Shareholders Sue Signet-Zale Jewelry Chain

DALLAS (CN) — Jewelry retail giant Signet Jewelers failed to disclose the sworn testimony of more than 100 employees who said executives and managers were involved in sexual misconduct, shareholders claim in a federal class action.

Lead plaintiff Maria Mikolchak sued Akron, Ohio-based Signet, its CEO Mark S. Light and former CEO Michael Barnes on March 31.

Signet operates roughly 3,000 stores in all 50 states under the Sterling, Zale, Kay, Gordon’s Jewelers and Piercing Pagoda names, among others.

Mikolchak’s nondisclosure allegations are rooted in a Equal Pay Act and gender discrimination class action female employees filed in 2008 in the Southern District of New York, which was sent to arbitration. Those plaintiffs filed for class certification in the arbitration in June 2013.

“Among the exhibits to their class certification motion were the declarations submitted under seal by current and former female and male employees, spanning over 1,300 pages of evidence that include strikingly similar allegations of sexual harassment, including sexual assault,” the new complaint states.

“Approximately half of the declarations, over 100 employees, provided sworn testimony about sexual misconduct implicating executives and top managers of the company. The declarations were provided to the arbitrator and the defense, but they were not made available to the public until February 26, 2017.”

Mikolchak claims Signet’s public statements failed to disclose that approximately 250 former employees of subsidiary Sterling Jewelers made sworn statements about executives presiding “over a corporate culture that fostered rampant sexual harassment and discrimination.” Mikolchak claims Light himself was accused of having sex with female employees and “promoting women based upon how they responded to sexual demands.”

“(I)t was unlikely that Signet would be able to avoid paying a sizable amount of damages in connection with the class action lawsuit filed by Sterling employees,” the complaint states. “As a result, defendants’ statements about the company’s business, operations, and prospects, were materially false and misleading and/or lacked a reasonable basis at all relevant times.”

After The Washington Post published a Feb. 27 article about the employee allegations, share prices fell $9.29, nearly 13 percent, according to the complaint.

Signet Vice President David A. Bouffard told Courthouse News that both lawsuits are “wholly without merit” and that the company will “vigorously defend” against them.

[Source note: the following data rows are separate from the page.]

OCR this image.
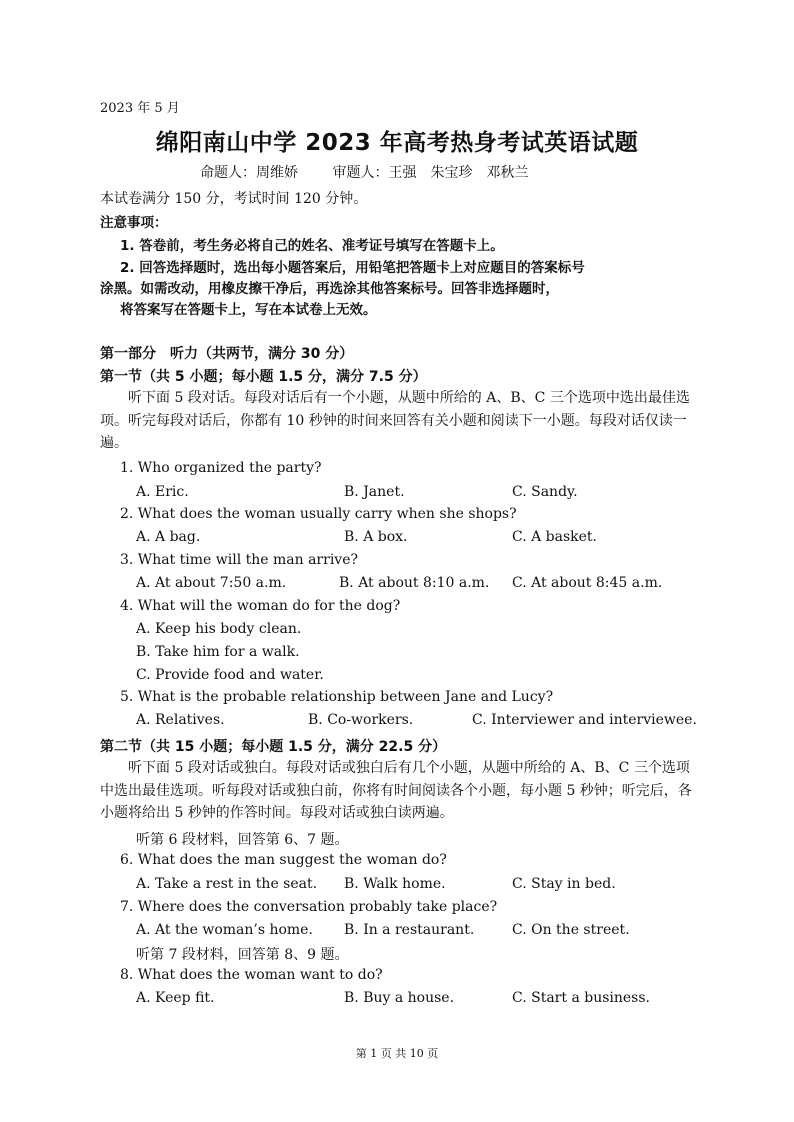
2023 年 5 月
绵阳南山中学 2023 年高考热身考试英语试题
命题人：周维娇 审题人：王强　朱宝珍　邓秋兰
本试卷满分 150 分，考试时间 120 分钟。
注意事项：
1. 答卷前，考生务必将自己的姓名、准考证号填写在答题卡上。
2. 回答选择题时，选出每小题答案后，用铅笔把答题卡上对应题目的答案标号
涂黑。如需改动，用橡皮擦干净后，再选涂其他答案标号。回答非选择题时，
将答案写在答题卡上，写在本试卷上无效。
第一部分　听力（共两节，满分 30 分）
第一节（共 5 小题；每小题 1.5 分，满分 7.5 分）
听下面 5 段对话。每段对话后有一个小题，从题中所给的 A、B、C 三个选项中选出最佳选项。听完每段对话后，你都有 10 秒钟的时间来回答有关小题和阅读下一小题。每段对话仅读一遍。
1. Who organized the party?
A. Eric.	B. Janet.	C. Sandy.
2. What does the woman usually carry when she shops?
A. A bag.	B. A box.	C. A basket.
3. What time will the man arrive?
A. At about 7:50 a.m.	B. At about 8:10 a.m. C. At about 8:45 a.m.
4. What will the woman do for the dog?
A. Keep his body clean.
B. Take him for a walk.
C. Provide food and water.
5. What is the probable relationship between Jane and Lucy?
A. Relatives.	B. Co-workers.	C. Interviewer and interviewee.
第二节（共 15 小题；每小题 1.5 分，满分 22.5 分）
听下面 5 段对话或独白。每段对话或独白后有几个小题，从题中所给的 A、B、C 三个选项中选出最佳选项。听每段对话或独白前，你将有时间阅读各个小题，每小题 5 秒钟；听完后，各小题将给出 5 秒钟的作答时间。每段对话或独白读两遍。
听第 6 段材料，回答第 6、7 题。
6. What does the man suggest the woman do?
A. Take a rest in the seat. B. Walk home.	C. Stay in bed.
7. Where does the conversation probably take place?
A. At the woman’s home. B. In a restaurant.	C. On the street.
听第 7 段材料，回答第 8、9 题。
8. What does the woman want to do?
A. Keep fit.	B. Buy a house.	C. Start a business.
第 1 页 共 10 页
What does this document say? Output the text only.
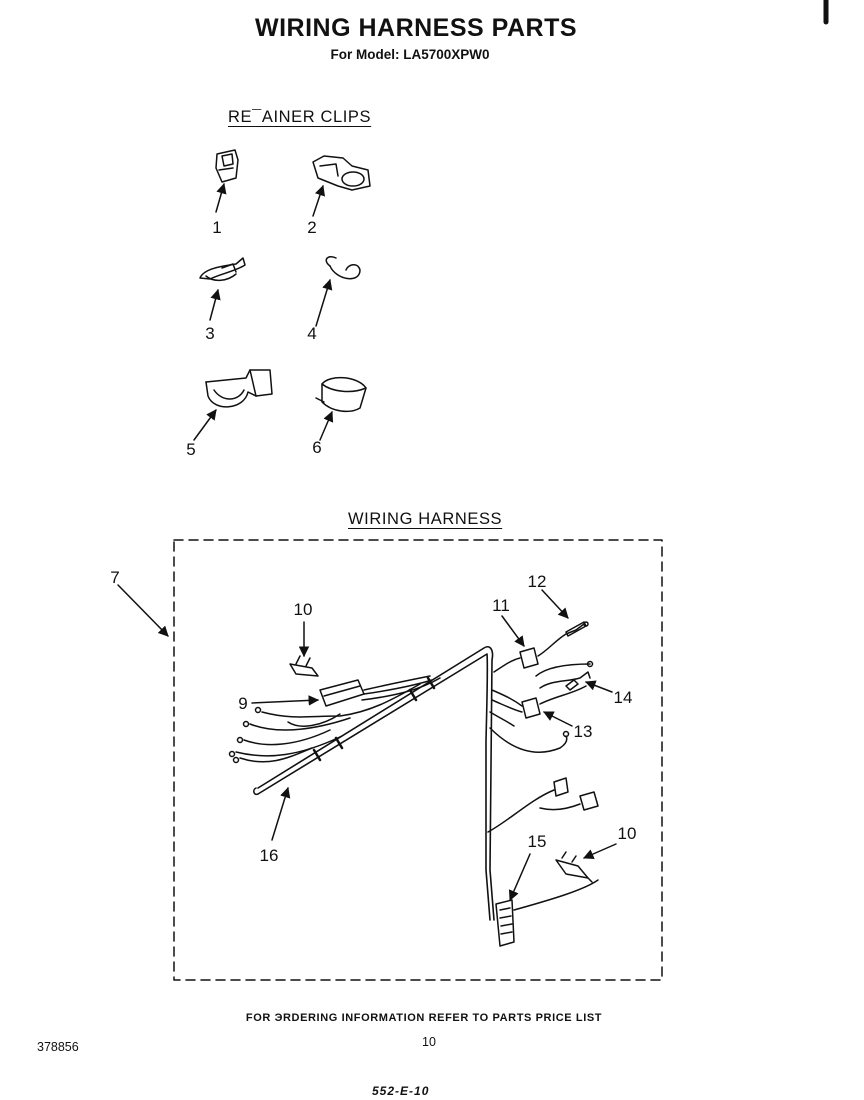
WIRING HARNESS PARTS
For Model: LA5700XPW0
RE¯AINER CLIPS
WIRING HARNESS
1	2
3	4
5	6
7
9
10	11
12
13
14
15	10
16
FOR ЭRDERING INFORMATION REFER TO PARTS PRICE LIST
378856	10
552-E-10
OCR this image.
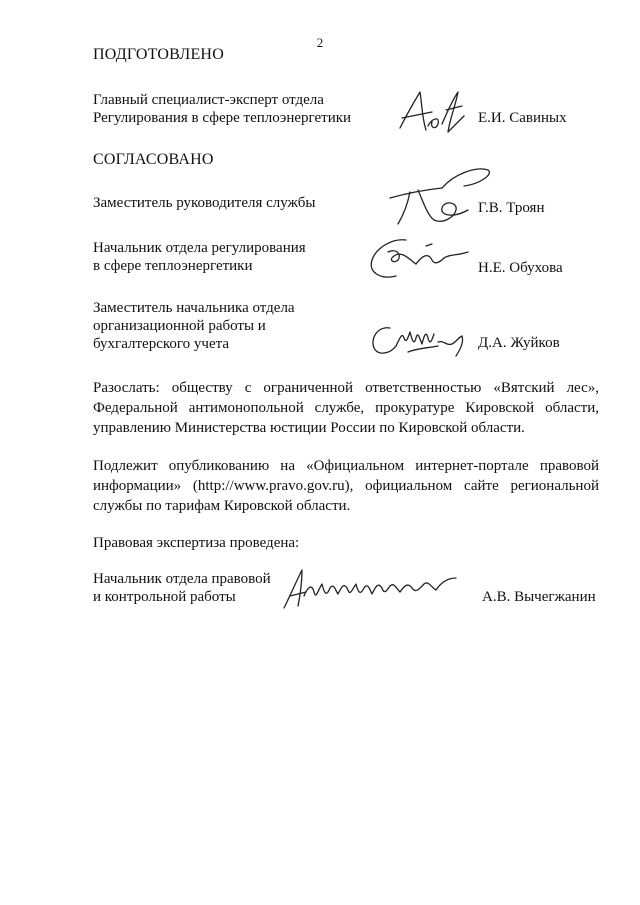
2
ПОДГОТОВЛЕНО
Главный специалист-эксперт отдела
Регулирования в сфере теплоэнергетики	Е.И. Савиных
СОГЛАСОВАНО
Заместитель руководителя службы	Г.В. Троян
Начальник отдела регулирования
в сфере теплоэнергетики	Н.Е. Обухова
Заместитель начальника отдела
организационной работы и
бухгалтерского учета	Д.А. Жуйков
Разослать: обществу с ограниченной ответственностью «Вятский лес», Федеральной антимонопольной службе, прокуратуре Кировской области, управлению Министерства юстиции России по Кировской области.
Подлежит опубликованию на «Официальном интернет-портале правовой информации» (http://www.pravo.gov.ru), официальном сайте региональной службы по тарифам Кировской области.
Правовая экспертиза проведена:
Начальник отдела правовой
и контрольной работы	А.В. Вычегжанин
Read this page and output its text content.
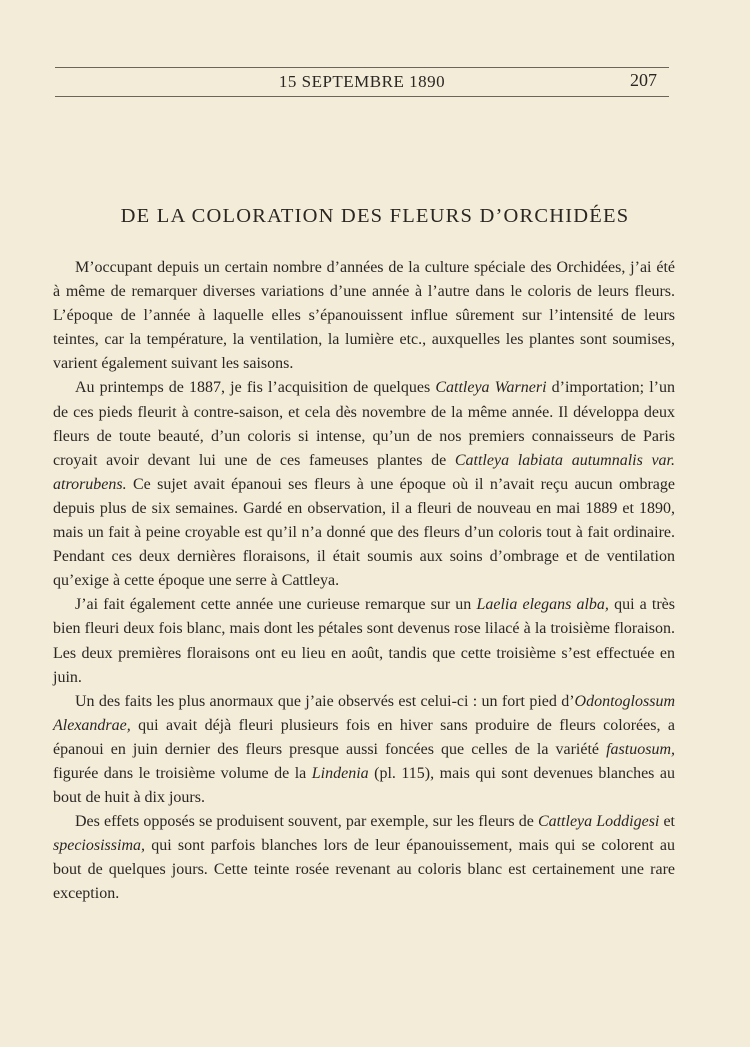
15 SEPTEMBRE 1890	207
DE LA COLORATION DES FLEURS D’ORCHIDÉES

M’occupant depuis un certain nombre d’années de la culture spéciale des Orchidées, j’ai été à même de remarquer diverses variations d’une année à l’autre dans le coloris de leurs fleurs. L’époque de l’année à laquelle elles s’épanouissent influe sûrement sur l’intensité de leurs teintes, car la température, la ventilation, la lumière etc., auxquelles les plantes sont soumises, varient également suivant les saisons.

Au printemps de 1887, je fis l’acquisition de quelques Cattleya Warneri d’importation; l’un de ces pieds fleurit à contre-saison, et cela dès novembre de la même année. Il développa deux fleurs de toute beauté, d’un coloris si intense, qu’un de nos premiers connaisseurs de Paris croyait avoir devant lui une de ces fameuses plantes de Cattleya labiata autumnalis var. atrorubens. Ce sujet avait épanoui ses fleurs à une époque où il n’avait reçu aucun ombrage depuis plus de six semaines. Gardé en observation, il a fleuri de nouveau en mai 1889 et 1890, mais un fait à peine croyable est qu’il n’a donné que des fleurs d’un coloris tout à fait ordinaire. Pendant ces deux dernières floraisons, il était soumis aux soins d’ombrage et de ventilation qu’exige à cette époque une serre à Cattleya.

J’ai fait également cette année une curieuse remarque sur un Laelia elegans alba, qui a très bien fleuri deux fois blanc, mais dont les pétales sont devenus rose lilacé à la troisième floraison. Les deux premières floraisons ont eu lieu en août, tandis que cette troisième s’est effectuée en juin.

Un des faits les plus anormaux que j’aie observés est celui-ci : un fort pied d’Odontoglossum Alexandrae, qui avait déjà fleuri plusieurs fois en hiver sans produire de fleurs colorées, a épanoui en juin dernier des fleurs presque aussi foncées que celles de la variété fastuosum, figurée dans le troisième volume de la Lindenia (pl. 115), mais qui sont devenues blanches au bout de huit à dix jours.

Des effets opposés se produisent souvent, par exemple, sur les fleurs de Cattleya Loddigesi et speciosissima, qui sont parfois blanches lors de leur épanouissement, mais qui se colorent au bout de quelques jours. Cette teinte rosée revenant au coloris blanc est certainement une rare exception.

“Since the arbitration case was filed in 2008, Signet has fully met its disclosure requirements,” Bouffard said Monday. “Contrary to the shareholder suits and earlier media coverage, the arbitration case is focused on the company’s pay and promotions practices for women in certain positions within our field operations team, not sexual harassment. In fact, there are no legal claims on behalf of the class alleging sexual harassment. Any references to such allegations to support claims of intentional discrimination in pay and promotions was rejected by the arbitrator several years ago.”

Bouffard said the company has taken the allegations of pay and promotion discrimination “very seriously” in the arbitration.

“We have thoroughly investigated the allegations and have concluded they are not substantiated by the facts and certainly do not reflect our culture,” he said. “Therefore, we will continue to contest them in the arbitration proceedings.”

Mikolchak seeks class certification and compensatory and punitive damages under the Securities Exchange Act. She is represented by R. Dean Gresham with Steckler Gresham in Dallas.